Yfed gwaed,” I gasped and he pushed away from me in total shock. Stared at me and ran out of the room crying for the Elder and the guards. I turned my head away as the pair stood in the doorway guarding it as if I were some kind of invincible monster. I couldn’t even raise my body off the table let alone attack and harm anyone.

The guards brought back the Healer and held him until the Elder was called. The minute the younger man saw the wizard, he berated him, asked him a million questions and became incensed at the answers. It took a great deal of verbal badgering for Connacher to calm him down and only with major threats. I learned the Healer’s name, it was Linter Aganas and he was the younger cousin to Connacher as they shared the same magical bent. One was a wizard and the other a healer.

“Quiet, you fool,” Connacher hissed. “Don’t make me do something you’ll regret.”

The healer sputtered to a stop. “Like what?”
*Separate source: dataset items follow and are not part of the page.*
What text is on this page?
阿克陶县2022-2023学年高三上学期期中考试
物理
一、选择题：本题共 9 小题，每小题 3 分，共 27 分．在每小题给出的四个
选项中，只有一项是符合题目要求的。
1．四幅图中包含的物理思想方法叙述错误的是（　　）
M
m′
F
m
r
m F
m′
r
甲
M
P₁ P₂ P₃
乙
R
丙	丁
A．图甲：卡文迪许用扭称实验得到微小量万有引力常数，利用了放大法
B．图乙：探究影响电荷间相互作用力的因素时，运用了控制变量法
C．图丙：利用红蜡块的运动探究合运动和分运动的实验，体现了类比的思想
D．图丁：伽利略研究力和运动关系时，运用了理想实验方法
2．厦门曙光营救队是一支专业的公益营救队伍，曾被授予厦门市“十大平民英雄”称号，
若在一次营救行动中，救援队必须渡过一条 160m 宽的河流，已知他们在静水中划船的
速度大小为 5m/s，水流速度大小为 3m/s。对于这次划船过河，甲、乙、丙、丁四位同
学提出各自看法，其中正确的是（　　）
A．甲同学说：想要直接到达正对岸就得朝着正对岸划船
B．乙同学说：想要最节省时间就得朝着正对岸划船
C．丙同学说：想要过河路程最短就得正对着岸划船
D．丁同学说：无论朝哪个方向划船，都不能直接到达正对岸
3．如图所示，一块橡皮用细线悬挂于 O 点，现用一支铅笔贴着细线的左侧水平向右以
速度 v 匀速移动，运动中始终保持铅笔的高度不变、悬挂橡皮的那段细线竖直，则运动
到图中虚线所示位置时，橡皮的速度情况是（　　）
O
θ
“I think you know me well enough for that, Linter. I do not wish to explain to our family how you came to be poisoned, shot or stabbed. I assume you do not wish to be my pet’s first mission?”

“What is your mission?”

“I will aim him at the Emperor, Gleneden of Ehrenburg and then the Lyr,” Connacher said, his eyes lost in his visions of grandeur. “He will destroy the other beings that live in the ice, courtesy of the human wizard, Blackfin. And then, this slave, this creature bound by three masters will deliver up the Wizard Blackfin to my very hand.”

“If you haven’t crippled him,” the healer retorted. “Let me go. I won’t say a word about this on my oath as a healer.”

“I know you won’t, cousin,” Connacher smiled and spoke a spell that bound the man’s tongue. Only then did the guards release him.